— Простите, вы Мария Трофимовна?
— Садитесь, Лена, — открывая глаза и застегивая верхнюю пуговицу кофты из темного штапеля, распорядилась Бивень. — Нате вот, подстелите газетку, чтобы одежду не запачкать.
И стала ее бесцеремонно разглядывать. Чувствуя это, Лена особенно долго расстилала газету, наконец примостилась на краешек, боясь поднять на начальственную толстуху глаза. Марии Трофимовне Лена не понравилась — тощая, глаза большие и слишком распахнутые, носик кукольный, губы вишневые, припухлые — словно она их сама себе искусала, щеки — ишь ты! — с игривой ямочкой и такие яркие. Чай, не девица, могла бы их хотя бы пудрой пригасить, что ли.
— Ну что, Лена, обидели тебя: совратили, позабавились и выкинули на помойку жизни? Ведь так?
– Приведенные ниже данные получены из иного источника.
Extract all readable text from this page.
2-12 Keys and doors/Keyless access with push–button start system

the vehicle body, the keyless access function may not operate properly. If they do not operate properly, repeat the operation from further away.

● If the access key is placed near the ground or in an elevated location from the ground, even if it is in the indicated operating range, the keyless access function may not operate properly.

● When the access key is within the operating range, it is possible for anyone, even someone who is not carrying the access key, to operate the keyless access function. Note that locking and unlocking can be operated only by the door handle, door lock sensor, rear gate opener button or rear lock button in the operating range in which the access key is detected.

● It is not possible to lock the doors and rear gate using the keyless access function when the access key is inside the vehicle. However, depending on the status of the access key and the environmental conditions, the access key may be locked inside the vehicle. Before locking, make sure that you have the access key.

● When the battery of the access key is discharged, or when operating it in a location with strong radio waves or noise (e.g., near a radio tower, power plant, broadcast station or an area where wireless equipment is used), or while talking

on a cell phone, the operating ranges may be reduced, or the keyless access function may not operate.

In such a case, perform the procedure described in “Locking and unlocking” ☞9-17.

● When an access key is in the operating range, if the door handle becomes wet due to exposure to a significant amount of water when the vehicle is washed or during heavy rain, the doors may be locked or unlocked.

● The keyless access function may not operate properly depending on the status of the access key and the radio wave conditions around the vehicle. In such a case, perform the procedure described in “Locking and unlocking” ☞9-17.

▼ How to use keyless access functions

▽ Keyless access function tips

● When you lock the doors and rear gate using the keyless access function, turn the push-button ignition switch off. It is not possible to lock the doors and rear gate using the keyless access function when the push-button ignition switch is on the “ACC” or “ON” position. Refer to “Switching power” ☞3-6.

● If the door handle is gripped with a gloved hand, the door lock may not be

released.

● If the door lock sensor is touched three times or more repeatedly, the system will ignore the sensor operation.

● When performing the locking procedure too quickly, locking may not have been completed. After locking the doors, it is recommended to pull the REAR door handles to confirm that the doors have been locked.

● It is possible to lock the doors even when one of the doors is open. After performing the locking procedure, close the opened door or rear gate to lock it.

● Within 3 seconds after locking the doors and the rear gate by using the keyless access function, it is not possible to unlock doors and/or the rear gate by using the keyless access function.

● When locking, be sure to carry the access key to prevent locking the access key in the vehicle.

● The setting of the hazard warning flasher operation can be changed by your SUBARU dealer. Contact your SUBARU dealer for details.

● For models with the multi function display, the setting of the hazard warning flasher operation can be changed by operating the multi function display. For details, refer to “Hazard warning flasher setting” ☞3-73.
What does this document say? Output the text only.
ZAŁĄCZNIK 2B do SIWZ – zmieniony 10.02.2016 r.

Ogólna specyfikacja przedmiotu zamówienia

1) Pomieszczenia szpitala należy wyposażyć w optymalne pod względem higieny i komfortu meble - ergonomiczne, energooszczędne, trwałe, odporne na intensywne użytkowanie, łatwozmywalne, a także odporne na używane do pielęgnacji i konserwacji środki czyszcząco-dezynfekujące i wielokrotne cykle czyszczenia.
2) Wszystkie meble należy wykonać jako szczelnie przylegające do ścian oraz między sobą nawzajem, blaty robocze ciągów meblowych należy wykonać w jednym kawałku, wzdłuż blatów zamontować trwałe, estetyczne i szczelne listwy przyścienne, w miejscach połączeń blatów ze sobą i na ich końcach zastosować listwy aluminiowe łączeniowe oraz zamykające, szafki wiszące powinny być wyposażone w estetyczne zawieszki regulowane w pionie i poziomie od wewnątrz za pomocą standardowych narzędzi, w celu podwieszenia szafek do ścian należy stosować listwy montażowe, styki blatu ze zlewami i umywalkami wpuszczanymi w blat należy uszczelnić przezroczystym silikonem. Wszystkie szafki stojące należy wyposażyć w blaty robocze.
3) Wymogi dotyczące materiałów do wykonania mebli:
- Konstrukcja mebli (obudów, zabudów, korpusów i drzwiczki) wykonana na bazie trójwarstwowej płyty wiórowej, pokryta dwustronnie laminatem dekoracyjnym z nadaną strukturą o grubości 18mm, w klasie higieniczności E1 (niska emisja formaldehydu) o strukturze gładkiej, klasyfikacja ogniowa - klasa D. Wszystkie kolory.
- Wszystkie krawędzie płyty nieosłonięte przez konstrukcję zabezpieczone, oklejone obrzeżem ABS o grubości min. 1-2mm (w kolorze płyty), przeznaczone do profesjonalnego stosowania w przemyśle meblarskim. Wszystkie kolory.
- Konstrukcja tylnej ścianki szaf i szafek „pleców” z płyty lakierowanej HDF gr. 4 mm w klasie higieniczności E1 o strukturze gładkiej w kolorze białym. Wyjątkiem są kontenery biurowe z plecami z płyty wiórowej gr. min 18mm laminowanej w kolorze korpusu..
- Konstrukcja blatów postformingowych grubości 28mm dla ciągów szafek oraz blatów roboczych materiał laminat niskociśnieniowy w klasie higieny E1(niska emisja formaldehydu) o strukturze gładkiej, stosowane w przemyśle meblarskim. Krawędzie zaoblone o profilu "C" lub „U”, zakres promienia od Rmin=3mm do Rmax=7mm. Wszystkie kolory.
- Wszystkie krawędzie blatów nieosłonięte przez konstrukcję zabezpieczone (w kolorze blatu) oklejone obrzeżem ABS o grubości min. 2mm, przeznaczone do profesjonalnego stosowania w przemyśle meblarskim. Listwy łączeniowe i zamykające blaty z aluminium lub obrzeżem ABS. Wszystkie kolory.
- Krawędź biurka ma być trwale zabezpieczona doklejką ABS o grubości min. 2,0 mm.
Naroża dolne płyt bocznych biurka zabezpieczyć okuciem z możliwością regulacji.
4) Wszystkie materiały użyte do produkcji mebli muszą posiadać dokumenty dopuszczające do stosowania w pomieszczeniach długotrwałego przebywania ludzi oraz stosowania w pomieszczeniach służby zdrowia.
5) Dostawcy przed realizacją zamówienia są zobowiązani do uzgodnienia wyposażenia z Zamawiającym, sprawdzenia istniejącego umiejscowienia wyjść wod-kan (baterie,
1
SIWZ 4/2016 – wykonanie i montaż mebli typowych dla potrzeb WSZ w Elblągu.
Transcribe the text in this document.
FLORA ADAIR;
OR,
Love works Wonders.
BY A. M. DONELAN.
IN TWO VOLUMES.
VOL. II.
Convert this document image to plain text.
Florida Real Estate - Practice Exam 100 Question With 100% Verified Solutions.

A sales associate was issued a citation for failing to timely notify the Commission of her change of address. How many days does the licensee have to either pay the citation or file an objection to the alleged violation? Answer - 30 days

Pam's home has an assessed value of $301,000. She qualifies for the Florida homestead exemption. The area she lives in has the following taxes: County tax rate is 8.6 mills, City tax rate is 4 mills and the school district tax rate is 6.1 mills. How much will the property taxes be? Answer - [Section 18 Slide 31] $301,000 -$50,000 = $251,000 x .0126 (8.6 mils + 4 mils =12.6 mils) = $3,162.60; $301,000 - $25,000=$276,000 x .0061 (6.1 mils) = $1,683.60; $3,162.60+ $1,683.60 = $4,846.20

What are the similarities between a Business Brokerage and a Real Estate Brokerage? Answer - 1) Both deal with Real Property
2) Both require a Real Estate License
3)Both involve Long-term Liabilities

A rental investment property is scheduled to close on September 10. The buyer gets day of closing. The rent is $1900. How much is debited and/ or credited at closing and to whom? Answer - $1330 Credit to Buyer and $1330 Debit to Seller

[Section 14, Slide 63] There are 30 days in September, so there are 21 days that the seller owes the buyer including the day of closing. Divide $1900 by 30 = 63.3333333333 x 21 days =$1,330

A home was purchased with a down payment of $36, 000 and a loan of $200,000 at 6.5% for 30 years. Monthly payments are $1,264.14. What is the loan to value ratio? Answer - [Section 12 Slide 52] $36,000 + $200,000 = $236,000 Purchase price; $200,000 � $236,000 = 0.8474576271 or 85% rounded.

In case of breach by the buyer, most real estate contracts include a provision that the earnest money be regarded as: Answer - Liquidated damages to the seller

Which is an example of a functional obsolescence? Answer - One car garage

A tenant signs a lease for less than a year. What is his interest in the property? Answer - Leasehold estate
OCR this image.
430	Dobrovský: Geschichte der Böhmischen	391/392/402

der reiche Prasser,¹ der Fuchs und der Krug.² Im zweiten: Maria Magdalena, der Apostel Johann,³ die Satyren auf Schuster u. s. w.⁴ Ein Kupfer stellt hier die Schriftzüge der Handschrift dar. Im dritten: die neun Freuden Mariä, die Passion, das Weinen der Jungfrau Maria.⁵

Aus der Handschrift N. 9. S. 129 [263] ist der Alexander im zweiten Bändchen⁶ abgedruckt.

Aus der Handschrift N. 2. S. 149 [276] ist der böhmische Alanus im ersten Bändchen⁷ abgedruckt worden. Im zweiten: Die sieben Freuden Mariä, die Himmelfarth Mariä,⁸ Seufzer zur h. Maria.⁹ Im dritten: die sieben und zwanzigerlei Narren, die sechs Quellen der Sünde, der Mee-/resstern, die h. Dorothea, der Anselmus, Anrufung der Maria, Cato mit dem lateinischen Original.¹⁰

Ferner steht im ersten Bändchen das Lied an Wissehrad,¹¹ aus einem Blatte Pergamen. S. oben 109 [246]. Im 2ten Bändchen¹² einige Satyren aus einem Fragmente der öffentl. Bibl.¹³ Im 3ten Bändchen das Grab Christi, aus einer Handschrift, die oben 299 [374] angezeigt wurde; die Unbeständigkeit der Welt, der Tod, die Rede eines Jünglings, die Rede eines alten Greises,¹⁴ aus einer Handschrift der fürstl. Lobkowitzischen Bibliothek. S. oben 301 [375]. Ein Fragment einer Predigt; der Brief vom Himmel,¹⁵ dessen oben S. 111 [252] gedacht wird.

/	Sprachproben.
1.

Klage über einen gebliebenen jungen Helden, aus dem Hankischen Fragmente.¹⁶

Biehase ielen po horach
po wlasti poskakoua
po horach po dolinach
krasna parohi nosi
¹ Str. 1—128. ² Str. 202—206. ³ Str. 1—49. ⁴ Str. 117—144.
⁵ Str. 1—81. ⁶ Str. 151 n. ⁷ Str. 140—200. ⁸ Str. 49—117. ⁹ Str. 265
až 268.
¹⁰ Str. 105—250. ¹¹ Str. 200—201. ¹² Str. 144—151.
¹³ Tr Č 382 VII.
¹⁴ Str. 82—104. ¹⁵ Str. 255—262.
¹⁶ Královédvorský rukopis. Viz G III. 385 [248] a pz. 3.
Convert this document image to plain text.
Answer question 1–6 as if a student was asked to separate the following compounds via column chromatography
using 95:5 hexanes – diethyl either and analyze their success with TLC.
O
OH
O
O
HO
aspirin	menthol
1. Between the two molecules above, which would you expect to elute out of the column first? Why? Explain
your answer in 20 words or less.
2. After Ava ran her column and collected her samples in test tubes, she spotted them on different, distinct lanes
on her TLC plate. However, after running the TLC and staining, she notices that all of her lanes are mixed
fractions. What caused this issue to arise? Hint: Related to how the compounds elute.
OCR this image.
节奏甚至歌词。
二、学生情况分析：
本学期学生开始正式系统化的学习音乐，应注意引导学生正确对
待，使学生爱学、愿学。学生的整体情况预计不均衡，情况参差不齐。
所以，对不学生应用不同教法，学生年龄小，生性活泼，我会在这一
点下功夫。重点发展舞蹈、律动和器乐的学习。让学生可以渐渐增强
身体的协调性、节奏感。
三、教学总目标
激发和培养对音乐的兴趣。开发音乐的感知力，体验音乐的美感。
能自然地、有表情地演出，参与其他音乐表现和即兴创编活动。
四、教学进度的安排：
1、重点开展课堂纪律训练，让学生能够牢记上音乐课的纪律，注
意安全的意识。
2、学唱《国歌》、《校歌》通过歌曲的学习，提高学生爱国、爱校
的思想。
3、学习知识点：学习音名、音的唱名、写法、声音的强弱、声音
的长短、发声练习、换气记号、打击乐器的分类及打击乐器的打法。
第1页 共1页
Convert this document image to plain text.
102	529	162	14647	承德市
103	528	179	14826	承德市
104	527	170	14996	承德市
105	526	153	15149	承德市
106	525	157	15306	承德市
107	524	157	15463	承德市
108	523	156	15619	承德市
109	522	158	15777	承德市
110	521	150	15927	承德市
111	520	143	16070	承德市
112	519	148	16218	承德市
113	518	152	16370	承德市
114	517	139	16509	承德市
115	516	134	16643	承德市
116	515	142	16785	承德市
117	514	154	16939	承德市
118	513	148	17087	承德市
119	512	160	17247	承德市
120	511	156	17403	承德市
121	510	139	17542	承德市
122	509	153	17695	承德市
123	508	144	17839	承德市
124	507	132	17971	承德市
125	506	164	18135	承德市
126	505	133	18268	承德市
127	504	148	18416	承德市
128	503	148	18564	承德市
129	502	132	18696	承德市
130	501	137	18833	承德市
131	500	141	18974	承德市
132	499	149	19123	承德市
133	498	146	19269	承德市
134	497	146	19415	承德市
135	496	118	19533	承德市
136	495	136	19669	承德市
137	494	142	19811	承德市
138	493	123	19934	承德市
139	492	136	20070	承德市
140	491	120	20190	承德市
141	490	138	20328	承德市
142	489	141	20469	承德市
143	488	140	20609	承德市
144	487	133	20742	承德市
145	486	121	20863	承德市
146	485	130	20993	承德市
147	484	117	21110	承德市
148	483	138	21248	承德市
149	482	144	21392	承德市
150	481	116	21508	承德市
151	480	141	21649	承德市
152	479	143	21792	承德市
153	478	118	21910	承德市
Лена молчала, и Мария Трофимовна продолжала:
— Ты не стесняйся, я ведь с тобой как мать говорю. Война обнажила человечью суть. Из людей, из мужиков особенно, вся дрянь наружу поперла. Раньше было спрятано, под замочек положено, укрощено кое-как; а тут трусость, жадность, похоть — все выскочило.
Бивень замолчала, подождав, пока трое военных пройдут мимо, закурила сигарету и, развернув могучий торс в сторону Лены, продолжила:
— Твоему ребенку сколько?
— Танечке четыре года.
Лена произнесла это холодно, отрывисто, словно интонацией желая спросить: «Зачем это все вам?»
— Вот видишь — уже четыре года, — не обращая внимания на ее интонацию, продолжала Мария Трофимовна. — А ты о ней не заботишься вовсе.
— Почему вы так говорите? — От обиды голос Лены задрожал.
— Ты же не девочка, чтобы задавать подобные вопросы. На алименты не подала? Не подала! Благородством мир удивить хочешь? Так благородство мир разучился ценить еще до вселенского потопа, милочка.
«Господи, какая скверная женщина! — подумала Лена, поеживаясь, словно от ветра. — И зачем я, дура, только согласилась на эту встречу? Она меня будто раздевает всю…»
— Благородство здесь ни при чем, — наконец сказала она. — Я не ради денег сходилась с Иваном. — Голос ее звучал ровно. — Потому и на алименты не подала. Тем более что ребенка я сама воспитать в состоянии.
— Выходит, мужикам их блядство прощать следует? — разозлилась Мария Трофимовна.
— Поймите, любовь у нас была, — умоляюще протянула Лена.
— Любовь! — презрительно оттопырила губы Бивень. И тут же взорвалась: — Надобно было скотские чувства в себе глушить! У мужика двое детей. И жена на фронте. Хотя… какой он мужик? Мужики жизни клали за Отечество, а он…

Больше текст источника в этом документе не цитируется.